Many developing countries, including China, have argued that if they agree to cap carbon emissions, they should get access to the kind of technology that rich countries have had a head start in developing. Some developing countries want the ability to issue “compulsory licenses,” which would allow them to use blueprints designed in the United States to build their own emissions technology — essentially free of cost.
That could cost American businesses billions of dollars in lost revenue and potentially remove their incentive to invest in the new technology. And it would affect the very companies that have been most supportive of congressional Democrats’ effort to write a climate change law: technology companies, like General Electric Co., that stand to make billions from rising demand for technology to limit carbon emissions.
As a result, negotiators and lawmakers like Kerry, D-Mass., are treading carefully, promising to protect intellectual property rights but looking for ways to deal with the reality that patents on technology from the developed world can prevent some poor countries from dealing with climate change.
“There’s going to have to be some kind of recognition of the issue of technology transfer, and it may have to be some sort of subsidy . . . but it would be an absolute disaster if the vehicle for doing that was any kind of limit on property rights,” says Bruce Lehman, undersecretary of Commerce for intellectual property and commissioner of the U.S. Patent and Trademark Office during the Clinton administration.
Under international trade rules, compulsory licensing effectively allows the government in a developing country to grant its companies the right outside of a patent to manufacture products made elsewhere, with only “adequate remuneration” going to the patent holder.
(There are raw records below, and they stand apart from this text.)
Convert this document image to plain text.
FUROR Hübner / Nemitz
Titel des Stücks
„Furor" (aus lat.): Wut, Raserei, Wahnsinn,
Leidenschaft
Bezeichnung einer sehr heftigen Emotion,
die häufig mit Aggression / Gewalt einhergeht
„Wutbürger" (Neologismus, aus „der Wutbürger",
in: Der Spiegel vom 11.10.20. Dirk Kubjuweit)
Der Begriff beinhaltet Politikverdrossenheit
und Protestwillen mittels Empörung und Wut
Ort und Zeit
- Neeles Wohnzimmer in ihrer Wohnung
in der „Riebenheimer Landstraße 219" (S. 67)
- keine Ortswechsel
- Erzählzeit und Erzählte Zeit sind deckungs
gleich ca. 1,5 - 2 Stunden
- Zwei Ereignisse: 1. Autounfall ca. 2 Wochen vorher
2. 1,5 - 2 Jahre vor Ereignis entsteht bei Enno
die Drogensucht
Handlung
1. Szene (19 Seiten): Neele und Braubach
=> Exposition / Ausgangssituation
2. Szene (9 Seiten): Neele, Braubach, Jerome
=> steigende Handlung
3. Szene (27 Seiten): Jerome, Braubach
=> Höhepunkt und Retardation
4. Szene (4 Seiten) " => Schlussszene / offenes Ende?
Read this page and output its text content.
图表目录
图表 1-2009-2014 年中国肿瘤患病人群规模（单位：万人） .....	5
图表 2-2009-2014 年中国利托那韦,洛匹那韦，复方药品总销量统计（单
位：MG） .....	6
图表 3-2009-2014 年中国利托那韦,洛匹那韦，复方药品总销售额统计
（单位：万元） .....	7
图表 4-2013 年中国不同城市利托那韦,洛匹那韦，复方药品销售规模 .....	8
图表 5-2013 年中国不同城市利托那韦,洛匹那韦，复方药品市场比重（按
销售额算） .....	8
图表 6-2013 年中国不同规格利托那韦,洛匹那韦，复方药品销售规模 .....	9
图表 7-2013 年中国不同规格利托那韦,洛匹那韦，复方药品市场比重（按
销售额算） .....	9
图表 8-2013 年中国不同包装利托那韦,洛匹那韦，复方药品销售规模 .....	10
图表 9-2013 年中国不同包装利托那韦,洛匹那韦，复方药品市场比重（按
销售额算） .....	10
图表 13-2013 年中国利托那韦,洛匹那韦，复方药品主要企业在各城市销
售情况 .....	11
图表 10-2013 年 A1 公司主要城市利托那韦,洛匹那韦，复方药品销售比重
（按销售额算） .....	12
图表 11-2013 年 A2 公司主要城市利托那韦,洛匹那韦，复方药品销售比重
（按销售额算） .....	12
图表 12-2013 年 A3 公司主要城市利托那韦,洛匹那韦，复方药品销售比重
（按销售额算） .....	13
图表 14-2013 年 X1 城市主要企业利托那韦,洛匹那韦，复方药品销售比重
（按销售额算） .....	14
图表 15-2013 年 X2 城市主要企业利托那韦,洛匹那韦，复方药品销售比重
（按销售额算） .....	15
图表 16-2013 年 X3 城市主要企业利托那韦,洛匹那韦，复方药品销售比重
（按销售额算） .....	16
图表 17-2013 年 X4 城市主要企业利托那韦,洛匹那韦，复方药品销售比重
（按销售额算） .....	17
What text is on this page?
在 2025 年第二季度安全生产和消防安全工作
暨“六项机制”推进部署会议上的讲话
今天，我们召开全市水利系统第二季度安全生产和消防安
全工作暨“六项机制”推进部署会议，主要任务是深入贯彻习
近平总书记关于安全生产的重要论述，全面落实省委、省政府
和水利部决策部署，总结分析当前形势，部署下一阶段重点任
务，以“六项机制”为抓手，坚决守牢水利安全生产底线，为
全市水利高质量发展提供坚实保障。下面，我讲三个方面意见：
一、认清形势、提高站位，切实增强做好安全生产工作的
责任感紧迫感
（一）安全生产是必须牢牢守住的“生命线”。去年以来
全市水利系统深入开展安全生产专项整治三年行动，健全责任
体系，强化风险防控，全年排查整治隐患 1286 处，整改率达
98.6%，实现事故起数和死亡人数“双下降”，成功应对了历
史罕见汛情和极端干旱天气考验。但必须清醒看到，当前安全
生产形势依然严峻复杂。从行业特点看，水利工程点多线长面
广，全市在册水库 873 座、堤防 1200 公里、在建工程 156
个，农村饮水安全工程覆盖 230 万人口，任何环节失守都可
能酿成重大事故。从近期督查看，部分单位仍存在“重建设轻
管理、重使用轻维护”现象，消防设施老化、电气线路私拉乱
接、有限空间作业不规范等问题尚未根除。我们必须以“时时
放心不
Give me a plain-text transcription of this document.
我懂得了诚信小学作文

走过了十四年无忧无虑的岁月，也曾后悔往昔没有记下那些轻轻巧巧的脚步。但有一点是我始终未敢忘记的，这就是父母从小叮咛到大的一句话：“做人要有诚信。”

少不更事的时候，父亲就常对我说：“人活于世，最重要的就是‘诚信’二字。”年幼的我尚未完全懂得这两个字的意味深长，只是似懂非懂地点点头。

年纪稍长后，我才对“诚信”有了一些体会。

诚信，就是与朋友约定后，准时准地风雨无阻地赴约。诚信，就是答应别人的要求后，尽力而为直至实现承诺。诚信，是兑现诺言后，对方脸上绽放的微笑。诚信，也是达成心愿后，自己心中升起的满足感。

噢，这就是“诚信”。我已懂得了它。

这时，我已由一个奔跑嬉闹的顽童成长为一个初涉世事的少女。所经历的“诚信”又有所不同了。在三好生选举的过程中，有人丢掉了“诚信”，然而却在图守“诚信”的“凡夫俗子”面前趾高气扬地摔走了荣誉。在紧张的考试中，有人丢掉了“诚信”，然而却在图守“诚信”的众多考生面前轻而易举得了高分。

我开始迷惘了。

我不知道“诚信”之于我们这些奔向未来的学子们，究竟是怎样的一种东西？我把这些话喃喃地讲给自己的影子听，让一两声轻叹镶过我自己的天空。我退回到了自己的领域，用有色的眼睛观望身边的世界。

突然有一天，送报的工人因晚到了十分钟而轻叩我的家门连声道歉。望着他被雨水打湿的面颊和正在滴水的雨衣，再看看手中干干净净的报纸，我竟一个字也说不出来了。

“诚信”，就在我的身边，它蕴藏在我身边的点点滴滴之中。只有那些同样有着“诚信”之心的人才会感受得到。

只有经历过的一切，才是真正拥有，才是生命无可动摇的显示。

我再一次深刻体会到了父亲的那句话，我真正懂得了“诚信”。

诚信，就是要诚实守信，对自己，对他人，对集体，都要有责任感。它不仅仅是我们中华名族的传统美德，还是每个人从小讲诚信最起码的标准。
It was used most famously in the 1990s, when non-governmental organizations pressured Western pharmaceutical companies to permit poorer countries to produce cheaper versions of drugs to combat HIV/AIDS and malaria.
Developing governments and their allies seek to apply the same moral logic to the climate debate, arguing that strong intellectual property protections prevent poor countries from accessing needed technology. Many feel that smaller and poorer African, Asian and Latin American countries — unlike advanced developing countries such as China, India and Brazil — deserve help in accessing technology they cannot afford.
A potential solution is a global institution charged with getting smaller-scale clean-energy technology — not the type that will compete with investments by multinational companies — into the hands of developing countries, Robert Collier, a visiting scholar at the Center for Environmental Public Policy at the University of California at Berkeley, said by telephone from Copenhagen.
But when it comes to China, Lehman says any relaxation of intellectual property rights could take the research and development investment incentive away from U.S. companies and Silicon Valley venture capitalists. “China’s going to be one of the biggest markets for the sale of these technologies,” he said, noting that multinational companies “have to account to shareholders for more than just their national markets.”
China’s reputation for abusing U.S. patent rights hasn’t helped. In a letter to Chinese president Hu Jintao last week, Senate Majority Leader Harry Reid, D-Nev., blasted “continuing high levels of piracy” in China, and the “maintenance of restrictions on the access of U.S. companies and products to the Chinese market.”
U.S. companies are especially worried that China will reverse-engineer American technology and “re-export it down their throats and take their markets away from them,” Collier said.
Arguing that stronger protection of intellectual property rights would encourage U.S. businesses to invest more quickly and expansively in new carbon technology, lawmakers have repeatedly warned the administration not to accept any international deal that would erode patent rights.
The omnibus spending package (HR 3288)cleared for the president’s signature on Dec. 13 would require the secretary of State to report to Congress on actions taken during global negotiations to protect intellectual property rights. In addition, the Kerry bill (S 2835) would direct the secretary of State to set up mechanisms to prevent U.S. climate aid from being spent on activities that undermine “robust” enforcement under international trade law of intellectual property rights for clean technology.
Pro-business groups like the U.S. Chamber of Commerce and the National Association of Manufacturers have been urging U.S. officials to keep patents off the table at Copenhagen.
“In our view,” Mark Esper, executive vice president of the Chamber’s Global Intellectual Property Center, wrote Dec. 8 on the group’s blog, “a Copenhagen Summit with NO mention of [intellectual property] at all is a successful conclusion.”